Sarah’s list of Artist’s Dates for 2018… 

  1. Write a list of 100 things that would terrify me to do (eg do a stand up comedy act)
  2. Have a fancy cocktail in a bar on my own
  3. Pick a letter – any letter – and go for a walk to take photographs of things beginning with that letter.
  4. Bake bread
  5. Swim in a river
  6. Swim in a lido
  7. Make a herb garden
  8. Take my yoga mat to a park and practise under a tree
  9. Buy five books from a charity shop, write a note in each and leave them for others to find
  10. Go to a new café and enjoy an excellent breakfast
  11. Pack a yummy picnic and a good book to go to a new park, roll out a rug and enjoy
  12. Visit the RFL poetry library and choose five books at random to read
  13. Make a list of London libraries – go to one I’ve never visited
  14. Join in on a life-drawing class
  15. Make the kind of dressing up box I wanted as a child
  16. Take a selfie dressed as the main character of a book I’m reading
  17. Make biscuits and give to friends
  18. Go to a public lecture about a subject I know nothing about (not hard!)

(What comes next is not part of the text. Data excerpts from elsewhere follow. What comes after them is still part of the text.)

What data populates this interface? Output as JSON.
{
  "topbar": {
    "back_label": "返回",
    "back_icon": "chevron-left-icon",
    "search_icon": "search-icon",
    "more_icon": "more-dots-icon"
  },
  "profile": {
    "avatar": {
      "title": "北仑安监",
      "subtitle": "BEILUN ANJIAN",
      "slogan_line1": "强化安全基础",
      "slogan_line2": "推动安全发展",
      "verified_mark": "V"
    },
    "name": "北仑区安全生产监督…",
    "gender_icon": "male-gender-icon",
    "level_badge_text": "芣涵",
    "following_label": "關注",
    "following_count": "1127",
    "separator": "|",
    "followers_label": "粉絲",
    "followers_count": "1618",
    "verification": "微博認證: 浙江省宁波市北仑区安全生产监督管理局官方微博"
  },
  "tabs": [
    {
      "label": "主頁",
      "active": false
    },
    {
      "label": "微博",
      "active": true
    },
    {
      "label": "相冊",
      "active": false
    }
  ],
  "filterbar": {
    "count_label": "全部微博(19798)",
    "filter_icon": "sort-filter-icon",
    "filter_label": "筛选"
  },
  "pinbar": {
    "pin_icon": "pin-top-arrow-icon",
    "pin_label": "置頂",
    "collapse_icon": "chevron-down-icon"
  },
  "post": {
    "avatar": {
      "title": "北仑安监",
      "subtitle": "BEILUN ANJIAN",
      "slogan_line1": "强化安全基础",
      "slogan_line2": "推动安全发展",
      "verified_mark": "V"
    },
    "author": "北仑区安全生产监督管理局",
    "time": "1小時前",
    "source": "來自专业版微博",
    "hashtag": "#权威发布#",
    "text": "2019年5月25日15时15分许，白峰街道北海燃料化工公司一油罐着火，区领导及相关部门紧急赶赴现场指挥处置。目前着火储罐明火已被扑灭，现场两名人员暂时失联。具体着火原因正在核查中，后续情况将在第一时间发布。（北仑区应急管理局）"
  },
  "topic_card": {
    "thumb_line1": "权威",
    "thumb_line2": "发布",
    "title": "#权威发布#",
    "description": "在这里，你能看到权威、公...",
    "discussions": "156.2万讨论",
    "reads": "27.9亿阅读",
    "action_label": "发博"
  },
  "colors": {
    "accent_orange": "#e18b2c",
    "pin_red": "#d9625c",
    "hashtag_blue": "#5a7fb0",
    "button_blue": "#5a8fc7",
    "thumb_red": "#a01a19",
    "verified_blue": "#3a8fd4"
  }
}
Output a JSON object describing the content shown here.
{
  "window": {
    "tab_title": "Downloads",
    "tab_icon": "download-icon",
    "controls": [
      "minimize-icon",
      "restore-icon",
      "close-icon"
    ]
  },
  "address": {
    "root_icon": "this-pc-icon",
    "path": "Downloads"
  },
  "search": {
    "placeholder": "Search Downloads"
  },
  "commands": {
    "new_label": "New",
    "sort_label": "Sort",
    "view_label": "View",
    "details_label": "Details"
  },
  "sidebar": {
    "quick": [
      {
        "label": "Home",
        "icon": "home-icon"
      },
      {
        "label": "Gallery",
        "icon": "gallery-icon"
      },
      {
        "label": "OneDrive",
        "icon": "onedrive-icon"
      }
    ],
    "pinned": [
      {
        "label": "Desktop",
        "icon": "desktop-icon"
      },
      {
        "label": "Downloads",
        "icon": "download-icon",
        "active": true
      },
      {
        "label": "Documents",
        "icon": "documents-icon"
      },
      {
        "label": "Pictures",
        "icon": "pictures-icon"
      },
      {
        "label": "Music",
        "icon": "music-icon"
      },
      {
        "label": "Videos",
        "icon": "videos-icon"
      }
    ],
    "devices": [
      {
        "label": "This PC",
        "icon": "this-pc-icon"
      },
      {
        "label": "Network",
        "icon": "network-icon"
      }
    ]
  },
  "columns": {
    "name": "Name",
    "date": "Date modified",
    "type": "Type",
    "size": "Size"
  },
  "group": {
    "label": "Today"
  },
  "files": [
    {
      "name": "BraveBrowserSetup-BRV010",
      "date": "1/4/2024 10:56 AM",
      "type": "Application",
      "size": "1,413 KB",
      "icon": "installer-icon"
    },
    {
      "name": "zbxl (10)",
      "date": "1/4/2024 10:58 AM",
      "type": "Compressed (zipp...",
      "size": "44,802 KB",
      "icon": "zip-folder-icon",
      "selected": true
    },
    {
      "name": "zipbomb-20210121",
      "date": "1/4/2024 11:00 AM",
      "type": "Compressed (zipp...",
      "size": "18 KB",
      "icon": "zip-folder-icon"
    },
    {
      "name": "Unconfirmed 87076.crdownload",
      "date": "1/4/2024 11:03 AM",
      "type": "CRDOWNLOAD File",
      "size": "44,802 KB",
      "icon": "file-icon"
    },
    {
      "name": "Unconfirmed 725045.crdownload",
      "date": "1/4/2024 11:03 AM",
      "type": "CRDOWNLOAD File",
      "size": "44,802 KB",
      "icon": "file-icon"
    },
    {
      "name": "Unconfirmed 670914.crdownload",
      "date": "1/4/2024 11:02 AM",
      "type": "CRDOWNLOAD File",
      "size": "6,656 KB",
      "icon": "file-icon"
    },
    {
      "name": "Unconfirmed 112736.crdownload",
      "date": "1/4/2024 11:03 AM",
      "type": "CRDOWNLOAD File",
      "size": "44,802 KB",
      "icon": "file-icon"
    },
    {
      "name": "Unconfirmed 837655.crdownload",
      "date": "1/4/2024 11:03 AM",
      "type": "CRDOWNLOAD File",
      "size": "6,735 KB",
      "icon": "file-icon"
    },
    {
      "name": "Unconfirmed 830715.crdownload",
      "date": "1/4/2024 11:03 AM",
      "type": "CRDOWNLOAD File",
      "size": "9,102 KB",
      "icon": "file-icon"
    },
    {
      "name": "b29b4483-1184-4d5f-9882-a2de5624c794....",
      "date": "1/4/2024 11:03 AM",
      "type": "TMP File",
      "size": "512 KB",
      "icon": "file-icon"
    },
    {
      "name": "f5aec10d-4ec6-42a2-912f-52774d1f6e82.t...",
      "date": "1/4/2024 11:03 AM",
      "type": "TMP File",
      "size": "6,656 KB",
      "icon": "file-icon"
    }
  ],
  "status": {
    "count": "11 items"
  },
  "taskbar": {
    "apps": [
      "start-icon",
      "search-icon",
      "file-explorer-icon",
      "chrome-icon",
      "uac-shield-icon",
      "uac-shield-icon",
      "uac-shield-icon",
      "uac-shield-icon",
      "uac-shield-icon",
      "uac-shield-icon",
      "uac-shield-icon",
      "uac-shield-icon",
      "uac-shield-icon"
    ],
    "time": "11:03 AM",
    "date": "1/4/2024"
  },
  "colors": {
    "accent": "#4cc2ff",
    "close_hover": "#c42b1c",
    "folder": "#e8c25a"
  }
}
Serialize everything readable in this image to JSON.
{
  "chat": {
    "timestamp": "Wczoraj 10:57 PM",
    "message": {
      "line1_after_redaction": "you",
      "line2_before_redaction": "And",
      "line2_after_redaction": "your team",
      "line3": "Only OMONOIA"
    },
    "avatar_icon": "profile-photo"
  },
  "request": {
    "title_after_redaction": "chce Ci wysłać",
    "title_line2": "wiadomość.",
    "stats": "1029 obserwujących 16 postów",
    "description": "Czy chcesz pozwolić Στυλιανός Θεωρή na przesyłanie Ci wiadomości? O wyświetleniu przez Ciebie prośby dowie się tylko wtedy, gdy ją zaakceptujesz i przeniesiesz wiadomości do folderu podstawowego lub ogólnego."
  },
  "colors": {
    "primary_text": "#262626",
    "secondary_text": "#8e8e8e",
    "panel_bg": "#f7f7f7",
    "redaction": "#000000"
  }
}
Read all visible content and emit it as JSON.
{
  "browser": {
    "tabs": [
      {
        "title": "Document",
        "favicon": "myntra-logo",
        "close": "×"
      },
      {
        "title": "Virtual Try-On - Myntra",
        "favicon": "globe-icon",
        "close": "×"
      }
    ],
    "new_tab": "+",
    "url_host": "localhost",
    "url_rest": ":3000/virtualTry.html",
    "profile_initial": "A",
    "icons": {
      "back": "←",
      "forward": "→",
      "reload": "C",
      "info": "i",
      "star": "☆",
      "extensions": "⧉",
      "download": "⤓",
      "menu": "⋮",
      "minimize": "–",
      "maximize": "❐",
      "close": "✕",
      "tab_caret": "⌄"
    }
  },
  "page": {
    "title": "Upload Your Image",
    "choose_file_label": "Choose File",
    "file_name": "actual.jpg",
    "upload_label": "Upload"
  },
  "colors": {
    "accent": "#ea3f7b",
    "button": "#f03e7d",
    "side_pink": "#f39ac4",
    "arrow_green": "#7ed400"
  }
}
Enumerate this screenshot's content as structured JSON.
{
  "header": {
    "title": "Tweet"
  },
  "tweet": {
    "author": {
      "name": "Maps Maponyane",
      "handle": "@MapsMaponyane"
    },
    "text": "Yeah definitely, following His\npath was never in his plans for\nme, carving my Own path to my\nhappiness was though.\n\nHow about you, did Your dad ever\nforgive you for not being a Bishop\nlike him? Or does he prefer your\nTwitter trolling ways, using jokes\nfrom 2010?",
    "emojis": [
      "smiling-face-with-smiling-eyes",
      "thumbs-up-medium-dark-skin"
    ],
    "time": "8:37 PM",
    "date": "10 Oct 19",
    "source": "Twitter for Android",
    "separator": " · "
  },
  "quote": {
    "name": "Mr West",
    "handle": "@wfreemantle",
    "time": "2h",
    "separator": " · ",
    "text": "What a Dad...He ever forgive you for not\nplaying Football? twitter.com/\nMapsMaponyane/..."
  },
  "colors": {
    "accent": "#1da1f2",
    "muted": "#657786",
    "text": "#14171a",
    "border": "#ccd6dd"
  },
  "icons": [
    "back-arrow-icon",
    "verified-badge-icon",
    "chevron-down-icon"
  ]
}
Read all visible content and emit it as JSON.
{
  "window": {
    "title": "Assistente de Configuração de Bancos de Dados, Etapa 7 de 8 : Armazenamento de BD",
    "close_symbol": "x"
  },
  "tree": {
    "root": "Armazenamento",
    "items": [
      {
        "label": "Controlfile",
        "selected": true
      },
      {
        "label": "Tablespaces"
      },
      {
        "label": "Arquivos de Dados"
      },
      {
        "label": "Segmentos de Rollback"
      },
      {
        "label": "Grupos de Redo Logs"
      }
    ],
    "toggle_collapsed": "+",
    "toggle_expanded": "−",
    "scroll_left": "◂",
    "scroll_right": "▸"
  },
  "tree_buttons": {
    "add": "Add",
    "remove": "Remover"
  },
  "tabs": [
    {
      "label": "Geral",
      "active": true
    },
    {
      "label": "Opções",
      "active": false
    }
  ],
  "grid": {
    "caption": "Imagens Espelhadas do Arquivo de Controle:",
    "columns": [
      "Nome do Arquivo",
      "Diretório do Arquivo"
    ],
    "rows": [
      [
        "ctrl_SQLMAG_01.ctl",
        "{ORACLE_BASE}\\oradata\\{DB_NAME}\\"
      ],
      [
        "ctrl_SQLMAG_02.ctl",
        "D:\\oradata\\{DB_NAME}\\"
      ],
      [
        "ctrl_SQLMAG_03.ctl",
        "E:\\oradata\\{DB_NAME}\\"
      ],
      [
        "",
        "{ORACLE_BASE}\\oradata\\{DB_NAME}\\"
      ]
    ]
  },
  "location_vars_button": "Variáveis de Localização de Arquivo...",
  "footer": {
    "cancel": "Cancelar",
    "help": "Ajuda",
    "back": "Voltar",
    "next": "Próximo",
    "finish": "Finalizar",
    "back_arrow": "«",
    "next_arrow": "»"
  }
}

  19. Visit a cemetery I haven’t been to before and make notes
  20. Write a fan letter. Send
  21. Enjoy an afternoon watching TED talks
  22. Go to a concert of a completely new music to me
  23. Take a boat trip
  24. Paint or draw a self portrait
  25. Write a letter to someone I haven’t seen for ten years
  26. Make a playlist of music I haven’t listened to for ten years
  27. Plan a road trip round childhood haunts
  28. Make a list of 100 things that make me happy
  29. Make a miniature garden
  30. Go to a candlelit concert at St Martins
  31. Learn a poem by heart
  32. Record myself reading poetry
  33. Go on a guided walk
  34. Go to a café and plot out a novel I’ll never write
  35. Dance
  36. Go foraging
  37. Make a list of at least five strangers I speak to today
  38. Plant seeds
  39. Buy seeds (or visit a seed swap) and make beautiful seed packets to send to friends
  40. Got to a chocolate shop and spend a long time choosing just five chocolates to buy
  41. Have my own indoor fireworks show
  42. Make a photo book of the photographs that make me happy
  43. Get a tattoo
  44. Go to a matinee
  45. Create a vision board on Pinterest for me when I’m 80
  46. Create a playlist to give to a friend
  47. Buy a second hand book and create a Blackout poem
  48. Go to 5 Rhythms dance
  49. Go to a park and identify five trees – make a zine
  50. Try on an outfit I’d never be able to afford
  51. Sit in on a jury trial
  52. Go to the opera – research fully beforehand
  53. Go to a lunchtime talk at the National Gallery
  54. Go to the Viktor Wynd Museum of Curiosities
  55. Find the perfect red lipstick
  56. Go to Strawberry Hill
  57. Take note of, and research, the statues I walk past every day
  58. Go to a market – choose interesting looking items, make a still life. Photograph it.